気になるケータイの中身

auのAndroid端末のUIをデザインしたOcean Observations


Sofia Svanteson氏

 auのAndroid端末のUIデザインを監修したOcean Observations。日本ではあまり馴染みのない同社がどのようにしてauのAndroid端末のUIをデザインするに至ったのか、来日した創設者でCEOのSofia Svanteson氏に伺った。

 Ocean Observationsは、スウェーデンを本拠地とするデザイン集団で、これまでVodafone、Telefonica Moviles、Orangeといった世界屈指の携帯電話事業者、さらにはノキア、サムスン、ファーウェイ、ZTEといった端末メーカーのコンセプトモデルやプラットフォームデザインを手掛けてきた。

 とりわけ携帯電話業界との関係が濃い同社だが、その理由はSvanteson氏自身の体験から来ているようだ。同氏は1999年、学生時代に友人と東京を訪れた。ちょうどその年の2月にNTTドコモがiモードをスタート。これを見た同氏は「当時、Human UIを研究していたが、日本の携帯電話を見て、これからこの分野が面白くなる」と直感したという。同氏はその後、2001年にOcean Observationsを設立することになる。

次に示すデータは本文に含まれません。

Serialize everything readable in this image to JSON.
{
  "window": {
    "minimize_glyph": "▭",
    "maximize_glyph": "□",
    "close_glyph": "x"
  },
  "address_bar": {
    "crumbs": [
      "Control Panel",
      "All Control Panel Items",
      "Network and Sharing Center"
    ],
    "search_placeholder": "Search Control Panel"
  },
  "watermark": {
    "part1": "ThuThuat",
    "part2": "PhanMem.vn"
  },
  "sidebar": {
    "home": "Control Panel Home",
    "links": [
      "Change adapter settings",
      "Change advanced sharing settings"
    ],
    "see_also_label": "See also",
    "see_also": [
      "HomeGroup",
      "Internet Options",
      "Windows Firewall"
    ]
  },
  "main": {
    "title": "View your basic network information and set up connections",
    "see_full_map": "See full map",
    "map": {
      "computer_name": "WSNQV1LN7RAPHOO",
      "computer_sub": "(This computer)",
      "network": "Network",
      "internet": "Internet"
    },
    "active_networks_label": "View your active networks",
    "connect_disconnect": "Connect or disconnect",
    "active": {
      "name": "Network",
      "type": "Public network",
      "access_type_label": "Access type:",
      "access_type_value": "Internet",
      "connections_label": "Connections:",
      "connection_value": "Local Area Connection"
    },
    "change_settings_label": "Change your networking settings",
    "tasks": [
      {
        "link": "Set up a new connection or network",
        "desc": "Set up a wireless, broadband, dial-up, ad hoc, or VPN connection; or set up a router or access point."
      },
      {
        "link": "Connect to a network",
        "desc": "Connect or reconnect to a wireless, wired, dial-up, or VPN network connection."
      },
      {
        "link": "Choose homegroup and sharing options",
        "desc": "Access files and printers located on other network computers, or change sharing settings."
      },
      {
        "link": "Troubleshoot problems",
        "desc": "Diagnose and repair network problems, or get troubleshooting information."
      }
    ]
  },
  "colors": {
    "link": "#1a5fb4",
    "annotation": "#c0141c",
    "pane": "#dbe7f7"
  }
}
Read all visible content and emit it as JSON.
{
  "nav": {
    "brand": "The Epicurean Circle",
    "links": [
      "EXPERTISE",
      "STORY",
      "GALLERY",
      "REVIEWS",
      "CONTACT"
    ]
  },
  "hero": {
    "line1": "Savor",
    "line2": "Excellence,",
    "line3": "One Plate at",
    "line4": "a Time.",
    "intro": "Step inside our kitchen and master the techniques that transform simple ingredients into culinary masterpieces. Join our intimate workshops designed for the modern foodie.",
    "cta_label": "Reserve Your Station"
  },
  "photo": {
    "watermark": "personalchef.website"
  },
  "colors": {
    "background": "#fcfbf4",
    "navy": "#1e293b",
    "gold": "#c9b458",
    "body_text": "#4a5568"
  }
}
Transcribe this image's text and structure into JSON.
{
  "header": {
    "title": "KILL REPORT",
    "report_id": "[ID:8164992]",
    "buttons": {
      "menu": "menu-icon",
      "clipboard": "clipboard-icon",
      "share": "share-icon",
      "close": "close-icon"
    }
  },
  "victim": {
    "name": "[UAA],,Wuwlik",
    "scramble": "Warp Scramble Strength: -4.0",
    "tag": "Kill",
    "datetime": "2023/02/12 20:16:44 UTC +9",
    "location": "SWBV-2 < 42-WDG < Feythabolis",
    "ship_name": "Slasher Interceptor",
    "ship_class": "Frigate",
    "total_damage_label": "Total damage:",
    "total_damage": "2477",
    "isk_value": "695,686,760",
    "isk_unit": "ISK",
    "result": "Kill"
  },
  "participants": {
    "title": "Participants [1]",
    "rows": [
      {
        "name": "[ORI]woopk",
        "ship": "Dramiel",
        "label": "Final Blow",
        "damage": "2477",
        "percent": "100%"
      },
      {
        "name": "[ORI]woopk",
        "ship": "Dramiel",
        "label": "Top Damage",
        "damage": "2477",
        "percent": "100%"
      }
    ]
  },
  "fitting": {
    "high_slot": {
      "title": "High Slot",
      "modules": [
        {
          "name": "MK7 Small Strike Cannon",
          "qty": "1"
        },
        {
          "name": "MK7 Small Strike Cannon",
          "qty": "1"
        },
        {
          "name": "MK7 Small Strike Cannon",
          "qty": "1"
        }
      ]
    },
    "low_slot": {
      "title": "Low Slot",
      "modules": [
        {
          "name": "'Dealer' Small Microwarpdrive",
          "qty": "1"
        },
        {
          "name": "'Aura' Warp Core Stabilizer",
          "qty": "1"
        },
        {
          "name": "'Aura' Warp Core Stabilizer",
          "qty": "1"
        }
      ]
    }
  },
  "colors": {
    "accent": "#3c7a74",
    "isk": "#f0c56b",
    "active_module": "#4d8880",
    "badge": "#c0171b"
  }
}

Ocean ObservationsがデザインしたISシリーズのUI

 同社を設立したきっかけが日本の携帯電話だっただけに、ずっと日本で仕事がしたいと思っていたというSvanteson氏。中でもau design projectでINFOBARのようなデザイン性が高い端末を実際に発売してきたKDDIの存在は気になっていたという。

 その後、2007年にマクニカとパートナーシップを結び、日本での活動を開始。2008年の夏にはKDDIからのオーダーで音楽プレーヤーのコンセプトをデザインした。2009年初頭にはAndroid端末のUIデザインを任されることになる。
 Svanteson氏は「KDDIとしても、スマートフォンという市場で競争していく上で差別化が必要になり、UIをデザインするにあたっては、外部からノウハウを入れなければいけないと考えていた」と当時を振り返る。

 まずはフルキーボード付きで横長の画面のIS01に搭載されることになった同社のUI。後にIS03のようなフルタッチ型で縦長の画面の端末にも搭載されているが、同氏は「当初からどんなスタイルの端末にも対応できるようにデザインしている。ホーム画面やメニュー画面にいろんな工夫があり、いろんなカスタマイズが楽しめるところに注目してほしい」と語る。

Mayako Fagerfjall氏

 同社では、2010年8月に日本支社を設立。日本支社長兼プロジェクト責任者のMayako Fagerfjall氏によれば、インタラクション(画面遷移)デザイナー2名、グラフィックデザイナー2名、プロダクトマネージャーとして同氏の計5名が東京のオフィスに常駐している。このほか、日本におけるプロジェクトには、マクニカからも日本人スタッフが参加している。

 Svanteson氏は、東京にオフィスを開設した理由について、「もちろんKDDIをサポートするということもあるが、その国に適したUIを作るには、普段からそこで生活し、インスピレーションを得る必要がある。日本の文化的背景をよく100%理解した上で、スウェーデンのテイストを追加したい」と説明。必要に応じて、日本人スタッフを増やすことも検討しているという。